Jeff Lynne had been a face on the Birmingham beat scene for some time. His band the Idle Race had come close a few times with some clever Beatles inspired pop. Not close enough, I remember plenty of those 45s but there is not one video clip of the group in action. Having Jeff around inspired Roy Wood to get some songs finished & there was a 2nd LP in 1970. “Looking On” lacks consistency as some of the songs seem to be experiments rather than a commitment to a new sound. “Brontosaurus” put the Move back in the Top 10 but the bluesy “When Alice Comes Back To The Farm” , just one of the directions investigated by the band, missed out even though it is a superior bit of work.
There was one more Move LP & there is plenty of good musicfon “Message From the Country”. Wood & Lynne were set on their Electric Light Orchestra project. I think that Roy felt that the Move could not make the change & Lynne was not going to let this second chance go. E.L.O. was not a joint concern for too long. It seemed that Wood just gave it away, retreating behind the hair, make-up & the Spectoresque rock & roll of Wizzard. The later work of the Move is substantial enough.

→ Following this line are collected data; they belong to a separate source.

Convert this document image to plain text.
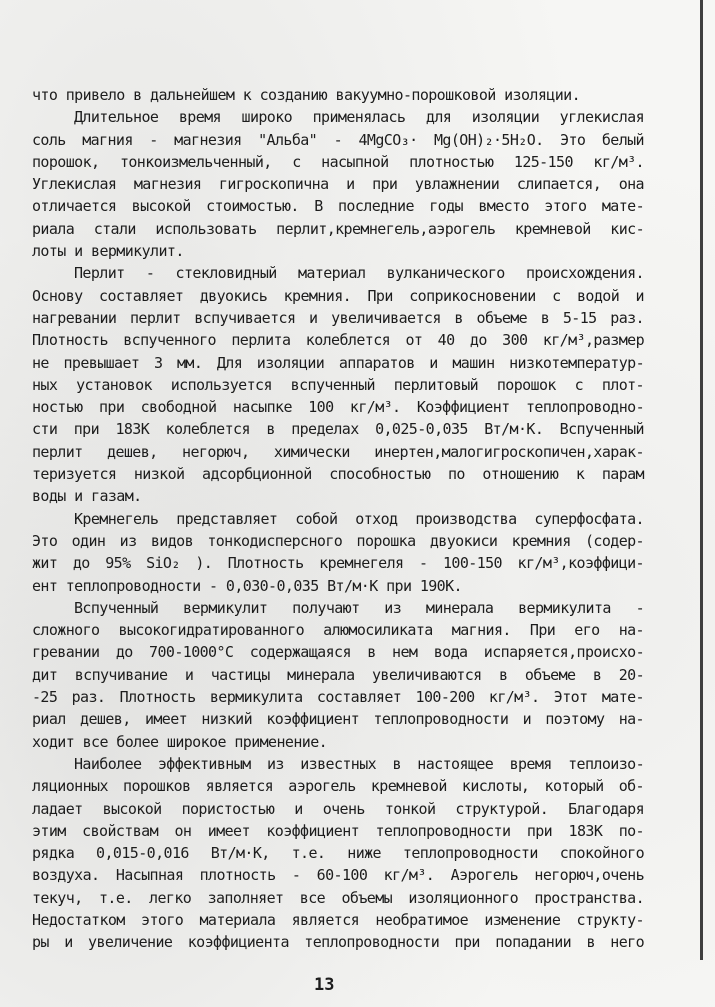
что привело в дальнейшем к созданию вакуумно-порошковой изоляции.
Длительное время широко применялась для изоляции углекислая
соль магния - магнезия "Альба" - 4MgCO₃· Mg(OH)₂·5H₂O. Это белый
порошок, тонкоизмельченный, с насыпной плотностью 125-150 кг/м³.
Углекислая магнезия гигроскопична и при увлажнении слипается, она
отличается высокой стоимостью. В последние годы вместо этого мате-
риала стали использовать перлит,кремнегель,аэрогель кремневой кис-
лоты и вермикулит.
Перлит - стекловидный материал вулканического происхождения.
Основу составляет двуокись кремния. При соприкосновении с водой и
нагревании перлит вспучивается и увеличивается в объеме в 5-15 раз.
Плотность вспученного перлита колеблется от 40 до 300 кг/м³,размер
не превышает 3 мм. Для изоляции аппаратов и машин низкотемператур-
ных установок используется вспученный перлитовый порошок с плот-
ностью при свободной насыпке 100 кг/м³. Коэффициент теплопроводно-
сти при 183К колеблется в пределах 0,025-0,035 Вт/м·К. Вспученный
перлит дешев, негорюч, химически инертен,малогигроскопичен,харак-
теризуется низкой адсорбционной способностью по отношению к парам
воды и газам.
Кремнегель представляет собой отход производства суперфосфата.
Это один из видов тонкодисперсного порошка двуокиси кремния (содер-
жит до 95% SiO₂ ). Плотность кремнегеля - 100-150 кг/м³,коэффици-
ент теплопроводности - 0,030-0,035 Вт/м·К при 190К.
Вспученный вермикулит получают из минерала вермикулита -
сложного высокогидратированного алюмосиликата магния. При его на-
гревании до 700-1000°С содержащаяся в нем вода испаряется,происхо-
дит вспучивание и частицы минерала увеличиваются в объеме в 20-
-25 раз. Плотность вермикулита составляет 100-200 кг/м³. Этот мате-
риал дешев, имеет низкий коэффициент теплопроводности и поэтому на-
ходит все более широкое применение.
Наиболее эффективным из известных в настоящее время теплоизо-
ляционных порошков является аэрогель кремневой кислоты, который об-
ладает высокой пористостью и очень тонкой структурой. Благодаря
этим свойствам он имеет коэффициент теплопроводности при 183К по-
рядка 0,015-0,016 Вт/м·К, т.е. ниже теплопроводности спокойного
воздуха. Насыпная плотность - 60-100 кг/м³. Аэрогель негорюч,очень
текуч, т.е. легко заполняет все объемы изоляционного пространства.
Недостатком этого материала является необратимое изменение структу-
ры и увеличение коэффициента теплопроводности при попадании в него
13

I have thought about checking for the subsequent work of Jeff Lynne but I have heard a couple of E.L.O. songs & life is too short for that.
This last clip though is not one of the last 4 singles the band released. It goes back to the original 5 giving it loads to sell the 2nd single on French TV. They were smart young Mods who were not wrecking the joint. Carl looks as if he is in another band entirely with no idea about the lyrics he is singing. Ace & Trevor are the naughty boys while Roy is almost hiding behind them, not even bothering to lip-synch his parts & Bev hits some stuff. The song, “I Can Hear The Grass Grow” is an absolute powerpop-psych classic. Lovely stuff.